1. **Identify state variables** referenced by the invariant
2. **Identify actions** that can modify those variables
3. **Per action**, determine if sync check is feasible (< 0.5ms)
4. **Compile** into `(previous, current) -> Violation | null`
5. **Wire** into action path (sync) or background sweep (sampled)
6. **Define remediation**: log, alert, salvage, or halt
7. **Write injection tests** that bypass the API
8. **Measure overhead** against quality gates

### Port Daddy Invariant Reference

| Invariant | Strategy | State | Remediation |
|-----------|----------|-------|-------------|
| NoteMonotonicity | Sync + sweep | noteCount/session | Salvage |
| EscrowInvariant | Sync (per Begin) | escrow/session | Reject Begin |
| CrashRecovery | Sampled (5s) | dead agent times | Trigger reaper |
| HeartbeatFreshness | Sampled (10s) | heartbeat/agent | Mark stale/dead |
| FileClaimConsistency | Sync (per claim) | claims/file | Alert on conflict |

## The Arbiter as a Port Daddy Agent

The Arbiter registers as an agent, sends heartbeats, and writes violation
notes.

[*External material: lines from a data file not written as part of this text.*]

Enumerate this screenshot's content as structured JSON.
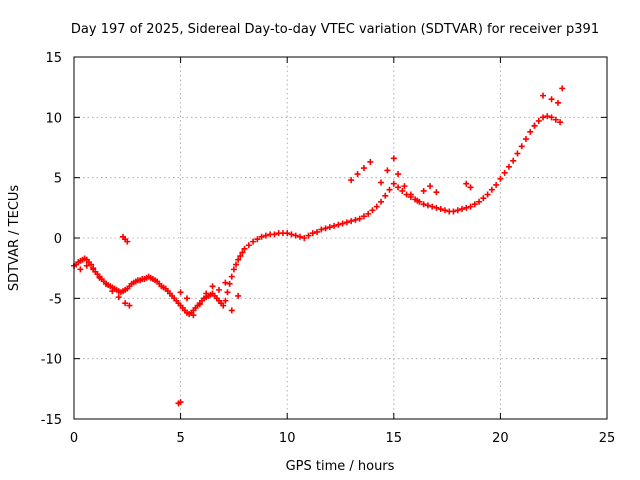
{
  "chart_data": {
    "type": "scatter",
    "title": "Day 197 of 2025, Sidereal Day-to-day VTEC variation (SDTVAR) for receiver p391",
    "xlabel": "GPS time / hours",
    "ylabel": "SDTVAR / TECUs",
    "xlim": [
      0,
      25
    ],
    "ylim": [
      -15,
      15
    ],
    "x_ticks": [
      "0",
      "5",
      "10",
      "15",
      "20",
      "25"
    ],
    "y_ticks": [
      "15",
      "10",
      "5",
      "0",
      "-5",
      "-10",
      "-15"
    ],
    "grid": true,
    "marker": "plus",
    "color": "#ff0000",
    "series": [
      {
        "x": [
          0.0,
          0.1,
          0.2,
          0.3,
          0.4,
          0.5,
          0.6,
          0.7,
          0.8,
          0.9,
          1.0,
          1.1,
          1.2,
          1.3,
          1.4,
          1.5,
          1.6,
          1.7,
          1.8,
          1.9,
          2.0,
          2.1,
          2.2,
          2.3,
          2.4,
          2.5,
          2.6,
          2.7,
          2.8,
          2.9,
          3.0,
          3.1,
          3.2,
          3.3,
          3.4,
          3.5,
          3.6,
          3.7,
          3.8,
          3.9,
          4.0,
          4.1,
          4.2,
          4.3,
          4.4,
          4.5,
          4.6,
          4.7,
          4.8,
          4.9,
          5.0,
          5.1,
          5.2,
          5.3,
          5.4,
          5.5,
          5.6,
          5.7,
          5.8,
          5.9,
          6.0,
          6.1,
          6.2,
          6.3,
          6.4,
          6.5,
          6.6,
          6.7,
          6.8,
          6.9,
          7.0,
          7.1,
          7.2,
          7.3,
          7.4,
          7.5,
          7.6,
          7.7,
          7.8,
          7.9,
          8.0,
          8.2,
          8.4,
          8.6,
          8.8,
          9.0,
          9.2,
          9.4,
          9.6,
          9.8,
          10.0,
          10.2,
          10.4,
          10.6,
          10.8,
          11.0,
          11.2,
          11.4,
          11.6,
          11.8,
          12.0,
          12.2,
          12.4,
          12.6,
          12.8,
          13.0,
          13.2,
          13.4,
          13.6,
          13.8,
          14.0,
          14.2,
          14.4,
          14.6,
          14.8,
          15.0,
          15.2,
          15.4,
          15.6,
          15.8,
          16.0,
          16.2,
          16.4,
          16.6,
          16.8,
          17.0,
          17.2,
          17.4,
          17.6,
          17.8,
          18.0,
          18.2,
          18.4,
          18.6,
          18.8,
          19.0,
          19.2,
          19.4,
          19.6,
          19.8,
          20.0,
          20.2,
          20.4,
          20.6,
          20.8,
          21.0,
          21.2,
          21.4,
          21.6,
          21.8,
          22.0,
          22.2,
          22.4,
          22.6,
          22.8
        ],
        "y": [
          -2.3,
          -2.2,
          -2.0,
          -1.9,
          -1.8,
          -1.7,
          -1.8,
          -2.0,
          -2.2,
          -2.5,
          -2.8,
          -3.0,
          -3.2,
          -3.4,
          -3.6,
          -3.8,
          -3.9,
          -4.0,
          -4.1,
          -4.2,
          -4.3,
          -4.4,
          -4.5,
          -4.4,
          -4.3,
          -4.2,
          -4.0,
          -3.8,
          -3.7,
          -3.6,
          -3.5,
          -3.5,
          -3.4,
          -3.4,
          -3.3,
          -3.2,
          -3.3,
          -3.4,
          -3.5,
          -3.6,
          -3.8,
          -4.0,
          -4.1,
          -4.2,
          -4.4,
          -4.6,
          -4.8,
          -5.0,
          -5.2,
          -5.4,
          -5.6,
          -5.8,
          -6.0,
          -6.2,
          -6.3,
          -6.2,
          -6.0,
          -5.8,
          -5.6,
          -5.4,
          -5.2,
          -5.0,
          -4.9,
          -4.8,
          -4.7,
          -4.6,
          -4.8,
          -5.0,
          -5.2,
          -5.4,
          -5.6,
          -5.2,
          -4.5,
          -3.8,
          -3.2,
          -2.6,
          -2.2,
          -1.8,
          -1.5,
          -1.2,
          -0.9,
          -0.6,
          -0.3,
          -0.1,
          0.1,
          0.2,
          0.3,
          0.3,
          0.4,
          0.4,
          0.4,
          0.3,
          0.2,
          0.1,
          0.0,
          0.2,
          0.4,
          0.5,
          0.7,
          0.8,
          0.9,
          1.0,
          1.1,
          1.2,
          1.3,
          1.4,
          1.5,
          1.6,
          1.8,
          2.0,
          2.3,
          2.6,
          3.0,
          3.5,
          4.0,
          4.5,
          4.2,
          3.9,
          3.6,
          3.4,
          3.2,
          3.0,
          2.8,
          2.7,
          2.6,
          2.5,
          2.4,
          2.3,
          2.2,
          2.2,
          2.3,
          2.4,
          2.5,
          2.6,
          2.8,
          3.0,
          3.3,
          3.6,
          4.0,
          4.4,
          4.9,
          5.4,
          5.9,
          6.4,
          7.0,
          7.6,
          8.2,
          8.8,
          9.3,
          9.7,
          10.0,
          10.1,
          10.0,
          9.8,
          9.6
        ]
      },
      {
        "x": [
          0.3,
          0.6,
          0.9,
          1.2,
          1.5,
          1.8,
          2.1,
          2.4,
          2.6,
          5.0,
          5.3,
          5.6,
          5.9,
          6.2,
          6.5,
          6.8,
          7.1,
          7.4,
          7.7,
          13.0,
          13.3,
          13.6,
          13.9,
          14.4,
          14.7,
          15.0,
          15.2,
          15.5,
          15.8,
          16.1,
          16.4,
          16.7,
          17.0,
          18.4,
          18.6,
          21.6,
          22.0,
          22.4,
          22.7,
          22.9
        ],
        "y": [
          -2.6,
          -2.3,
          -2.6,
          -3.3,
          -3.8,
          -4.4,
          -4.9,
          -5.4,
          -5.6,
          -4.5,
          -5.0,
          -6.4,
          -5.5,
          -4.6,
          -4.0,
          -4.3,
          -3.7,
          -6.0,
          -4.8,
          4.8,
          5.3,
          5.8,
          6.3,
          4.6,
          5.6,
          6.6,
          5.3,
          4.3,
          3.6,
          3.1,
          3.9,
          4.3,
          3.8,
          4.5,
          4.2,
          9.3,
          11.8,
          11.5,
          11.2,
          12.4
        ]
      },
      {
        "x": [
          2.3,
          2.4,
          2.5,
          4.9,
          5.0
        ],
        "y": [
          0.1,
          -0.1,
          -0.3,
          -13.7,
          -13.6
        ]
      }
    ]
  }
}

If it crashes, the reaper detects it and enqueues it for salvage:

```bash
pd agent register --agent arbiter-001 \
  --identity myproject:arbiter:main --purpose "Invariant monitoring"
pd begin --agent arbiter-001 --purpose "Monitoring against formal invariants"
```

The recursion terminates because the reaper is a simple timer with no
invariant checks of its own -- the ground truth that must be correct by
inspection, not by monitoring.

## Bundled Assets

- `evals/evals.json` — Evaluation scenarios and quality-gate validation. Load when testing your monitor implementation against formal correctness (100% violation detection), overhead budgets (<2% CPU, <0.5ms/check), and crash resilience.